A common defense of raceswapping characters like this is that it "doesn't affect the story", but if any story was going to be affected by this, it would be ASOIAF. The lore is very unambiguous on the subject - Valyrians have pale skin, silver-blonde hair, and blue-purple eyes. It's a point of pride for them and an indication that their Valyrian blood is strong - these people are unabashedly racial supremacists. Members of House Velaryon are repeatedly stated to possess these traits, and they use it as a justification for their close ties to the ruling Targaryens and all the power and prestige that accompanies those ties. It's ludicrous for the show to keep those elements of Valyrian racial supremacy and blood purity obsession while making the Velaryons black, with the black Velaryons even proposing marriage to the Targaryen king on the grounds that it would "keep the bloodline pure". It's like an aborted attempt at an Americanization of Valyria - "Valyrian isn't a race, it's a culture/idea/Constitution!" - but it doesn't work because Valyrians are obsessed with their race in the lore, and removing that takes away a major part of their characters. It's plainly just bowing to the diversity obsession, but no one wants to actually say so - instead you get everyone reciting this nonsense about how "actually it works with the lore" and "even if it doesn't work with the lore, it doesn't change anything in the story".
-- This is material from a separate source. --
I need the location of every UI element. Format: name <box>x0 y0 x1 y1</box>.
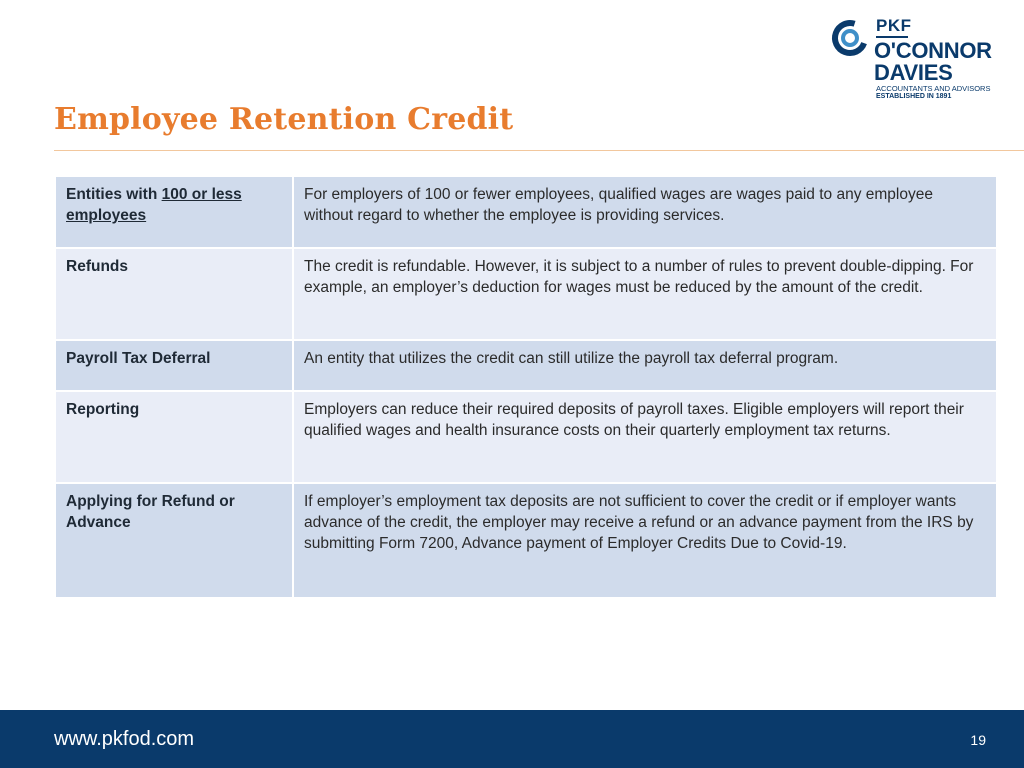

GRRM actually has an old blog post where he discusses an idea he once had about making the Targaryens, who conquered Westeros, a dynasty of black people ruling a white continent. He said he ultimately decided against it because it would be problematic, since many of the Targaryens were corrupt, evil and/or insane - in other words, if you're going to write about black people in positions of power, they can only be paragons of virtue as per the cultural-political imperatives of our time. Hard to fault GRRM for that, since it's an accurate assessment of the culture: ask not what the black mayors of Jackson have been doing for the last 30 years, ask instead what the white governors of Mississippi have done.